As both participant and observer in DuhBiz, OS has almost lost count of the lives put through the sausage grinder: performers, composers, side musicians, engineers, on and on it goes. For Miss Houston, Elvis and Jacko, the truth of Thompson's analysis dawned much too late (or never at all). Or, they thought they were exempt, that the bad stuff would never catch up with them. That the money would always be there, that the money would solve all problems that might be encountered.

Million-dollar talents. Ten-dollar brains.

And it isn't like Miss Houston didn't have some wiser heads in her world attempting to help her out. All for nought, she knew better than they. Her death is a tragedy, but she is not a tragic figure.
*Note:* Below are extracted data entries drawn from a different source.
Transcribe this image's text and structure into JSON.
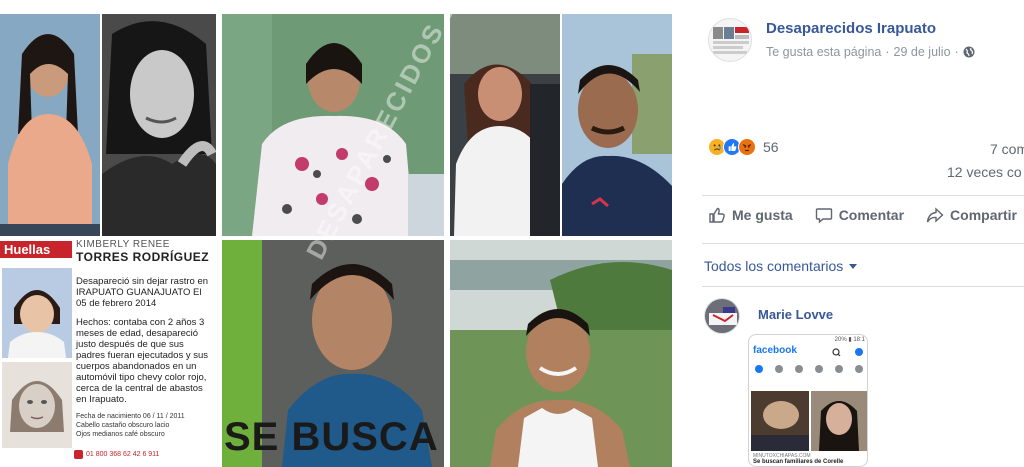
{
  "post": {
    "page_name": "Desaparecidos Irapuato",
    "page_liked": "Te gusta esta página",
    "separator": "·",
    "date": "29 de julio",
    "privacy_icon": "globe-icon",
    "reactions": {
      "icons": [
        "sad-reaction-icon",
        "like-reaction-icon",
        "angry-reaction-icon"
      ],
      "count": "56"
    },
    "comments_count": "7 com",
    "shares_count": "12 veces co",
    "actions": {
      "like": "Me gusta",
      "comment": "Comentar",
      "share": "Compartir"
    },
    "comment_filter": "Todos los comentarios",
    "comment": {
      "author": "Marie Lovve"
    }
  },
  "collage": {
    "flyer": {
      "brand": "Huellas",
      "first_name": "KIMBERLY RENEE",
      "surname": "TORRES RODRÍGUEZ",
      "paragraph1": "Desapareció sin dejar rastro en IRAPUATO GUANAJUATO El 05 de febrero 2014",
      "paragraph2": "Hechos: contaba con 2 años 3 meses de edad, desapareció justo después de que sus padres fueran ejecutados y sus cuerpos abandonados en un automóvil tipo chevy color rojo, cerca de la central de abastos en Irapuato.",
      "birth": "Fecha de nacimiento 06 / 11 / 2011",
      "hair": "Cabello castaño obscuro lacio",
      "eyes": "Ojos medianos café obscuro",
      "phone": "01 800 368 62 42 6 911"
    },
    "se_busca": "SE BUSCA",
    "watermark": "DESAPARECIDOS IRAPUATO"
  },
  "phone_screenshot": {
    "status": "20% ▮ 18:1",
    "app_logo": "facebook",
    "site": "MINUTOXCHIAPAS.COM",
    "headline": "Se buscan familiares de Corelle"
  },
  "colors": {
    "link_blue": "#385898",
    "meta_gray": "#90949c",
    "flyer_red": "#c8242b"
  }
}
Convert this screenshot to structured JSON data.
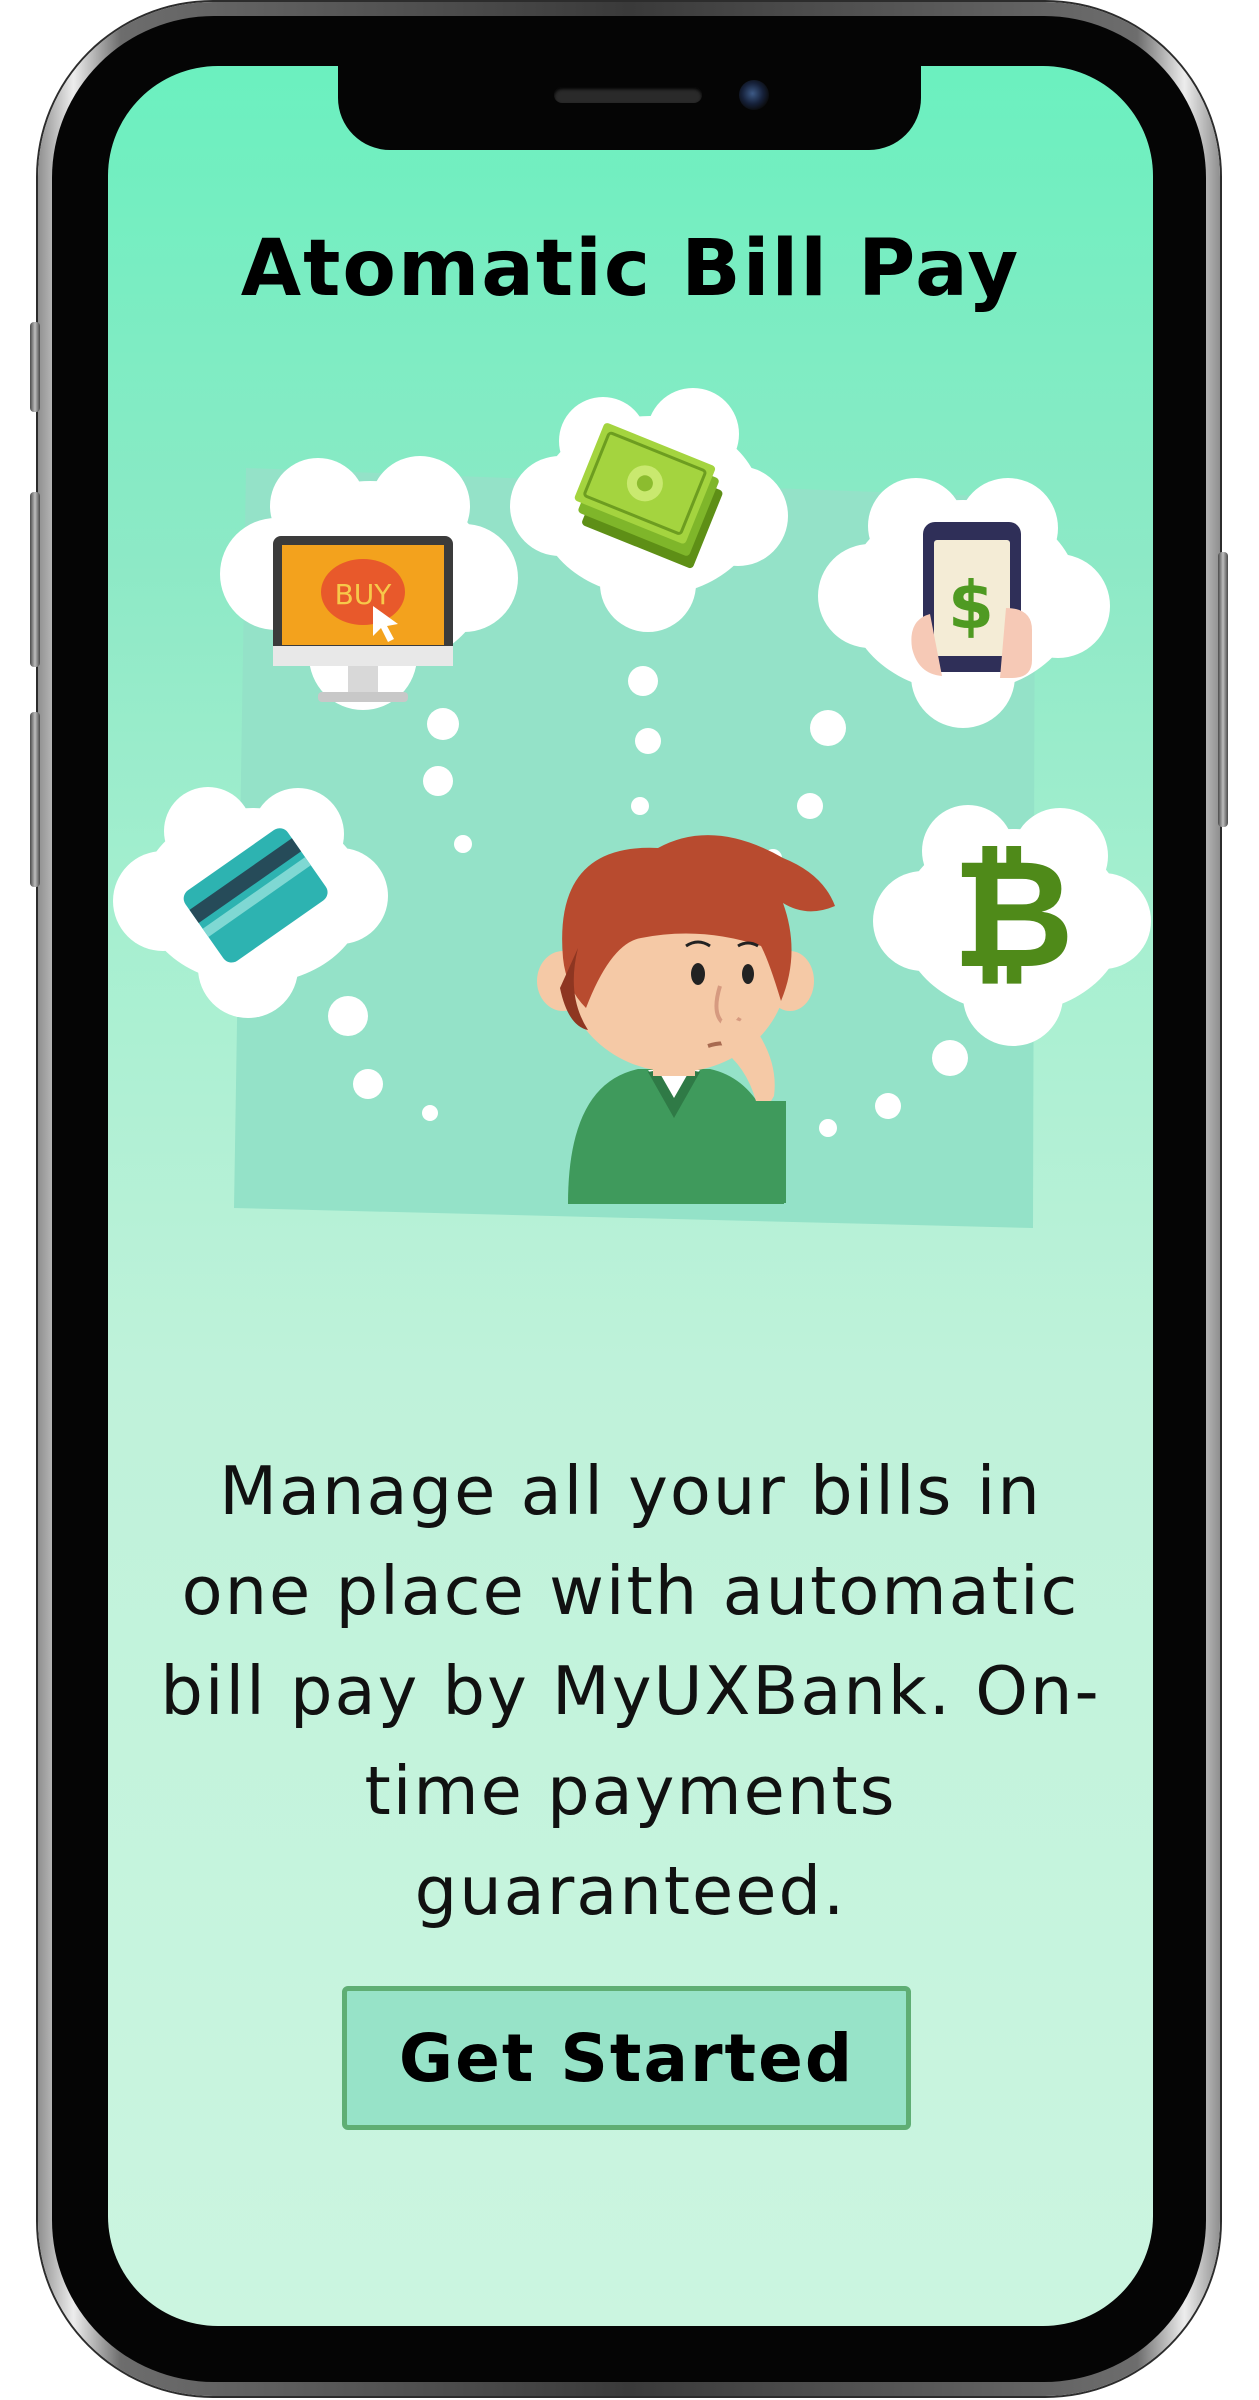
{
  "screen": {
    "title": "Atomatic Bill Pay",
    "description": "Manage all your bills in one place with automatic bill pay by MyUXBank. On-time payments guaranteed.",
    "cta_label": "Get Started"
  },
  "illustration": {
    "buy_label": "BUY",
    "icons": [
      "computer-buy-icon",
      "cash-icon",
      "phone-payment-icon",
      "credit-card-icon",
      "bitcoin-icon",
      "thinking-person"
    ]
  },
  "colors": {
    "screen_top": "#6bf0bf",
    "screen_bottom": "#cbf5e0",
    "button_fill": "#97e3c8",
    "button_border": "#5fae74",
    "text": "#000000"
  }
}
She is an Object Lesson.

And, tonight, the stars arrived on the red carpet, including the recipient of the next Whitney Houston Object Lesson Prize, Nicki Minaj. You must click the link to view the photo. Words fail, they simply fail... One would think that some sense of perspective may have descended upon Miss Minaj, given events of the past few days. But, then again, we're dealing with ten-dollar brains.

Back to the Dog Show. The contestants there are smarter.

Friday, February 10, 2012

Nahh! Illegal Immigration Is Really A Benign Phenomenon! What's That? Someone Stole The School's TUBA?

Really...it's happening in Southern California.


In the last few months, dozens of brass sousaphones — smaller tubas used in marching bands — were taken from schools in Southern California. 
Though the police have not made any arrests, music teachers say the thefts are motivated by the growing popularity of banda, a traditional Mexican music form in which tubas play a dominant role.
Teachers point to the targeted pattern of the burglaries: the expensive brass tubas and sousaphones, which cost $2,000 to $7,000, are pilfered, while electronics, cheaper fiberglass tubas and other brass instruments are usually left behind. 

“Frankly, I don’t think somebody would go through all that trouble just to take some brass to go to the salvage lot,” said Ligia Chaves-Rasas, the music teacher at Bell High School. “Banda is very popular in this area of Southern California, and people will pay top dollar for a banda with a sousaphone player. Now, I have kids coming up to me saying they want to learn the tuba so they can be in a banda.”

Culture shaping economy...
Are we ready to make some different choices yet?